R - Oui. Mais elle est alimentée aujourd'hui par l'augmentation des prix, par la hausse des loyers, par les 35 heures également dont la mise en place s'est traduite par de la modération salariale. Enfin, le chômage pèse de plus en plus, notamment celui des jeunes.
Q - Quel jugement portez-vous sur la politique engagée par le ministre de la cohésion sociale pour lutter contre le chômage ?
R - Les objectifs et le discours sur le cohésion sociale, oui. Mais la réalité est que l'Etat s'est désengagé de l'assurance-chômage. En 1985, l'indemnisation du chômage représentait 11,5 milliards d'euros et l'Etat en prenait à sa charge 35 %, soit 4 milliards. En 2005, on est passé à 30 milliards d'euros d'indemnisation et l'Etat ne contribue plus que pour 10 %, soit 3,3 milliards. L'Etat doit prendre ses responsabilités, y compris financièrement.
Q - Le mécontentement social peut-il peser sur le résultat du référendum sur la Constitution européenne ?
R - Ça peut peser évidemment.
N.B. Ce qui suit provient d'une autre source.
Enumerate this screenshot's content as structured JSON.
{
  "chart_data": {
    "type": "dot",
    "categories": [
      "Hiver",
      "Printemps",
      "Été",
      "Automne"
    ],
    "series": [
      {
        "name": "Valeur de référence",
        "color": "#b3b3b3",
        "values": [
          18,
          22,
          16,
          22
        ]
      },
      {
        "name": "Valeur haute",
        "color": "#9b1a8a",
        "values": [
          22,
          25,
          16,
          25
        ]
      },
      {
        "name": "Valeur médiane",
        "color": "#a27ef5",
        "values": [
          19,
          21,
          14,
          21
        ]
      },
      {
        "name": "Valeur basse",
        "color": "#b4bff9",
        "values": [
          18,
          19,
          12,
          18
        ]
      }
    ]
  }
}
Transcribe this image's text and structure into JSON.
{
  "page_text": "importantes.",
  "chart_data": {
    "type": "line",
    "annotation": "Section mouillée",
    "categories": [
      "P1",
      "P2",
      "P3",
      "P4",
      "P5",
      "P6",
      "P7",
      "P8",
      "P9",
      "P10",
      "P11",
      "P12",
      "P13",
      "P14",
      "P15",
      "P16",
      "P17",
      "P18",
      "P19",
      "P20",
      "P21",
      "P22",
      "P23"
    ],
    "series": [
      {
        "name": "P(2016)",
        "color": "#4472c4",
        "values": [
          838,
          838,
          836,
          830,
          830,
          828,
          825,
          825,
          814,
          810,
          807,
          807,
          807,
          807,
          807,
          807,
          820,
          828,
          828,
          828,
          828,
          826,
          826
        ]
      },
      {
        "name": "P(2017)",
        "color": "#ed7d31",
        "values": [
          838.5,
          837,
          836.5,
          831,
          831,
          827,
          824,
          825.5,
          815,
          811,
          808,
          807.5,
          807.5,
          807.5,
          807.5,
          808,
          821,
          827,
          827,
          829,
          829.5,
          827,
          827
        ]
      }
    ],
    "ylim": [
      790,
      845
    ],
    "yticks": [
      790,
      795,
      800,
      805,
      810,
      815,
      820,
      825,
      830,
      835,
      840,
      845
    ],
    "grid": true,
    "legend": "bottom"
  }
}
Mais nous, à FO, on ne fait pas le lien. Ce n'est pas parce qu'il y a un référendum qu'on va arrêter de revendiquer.
Q - Il n'empêche que vous êtes contre ce traité...
R - Tout d'abord, chacun fera ce qu'il veut. A FO, on n'a jamais confondu les citoyens et les travailleurs. Sur le fond, cela fait dix ans, voire davantage, que l'on est très critique sur les modalités de la construction européenne, sur l'acte unique, sur le pacte de stabilité, et sur cette Europe d'inspiration libérale.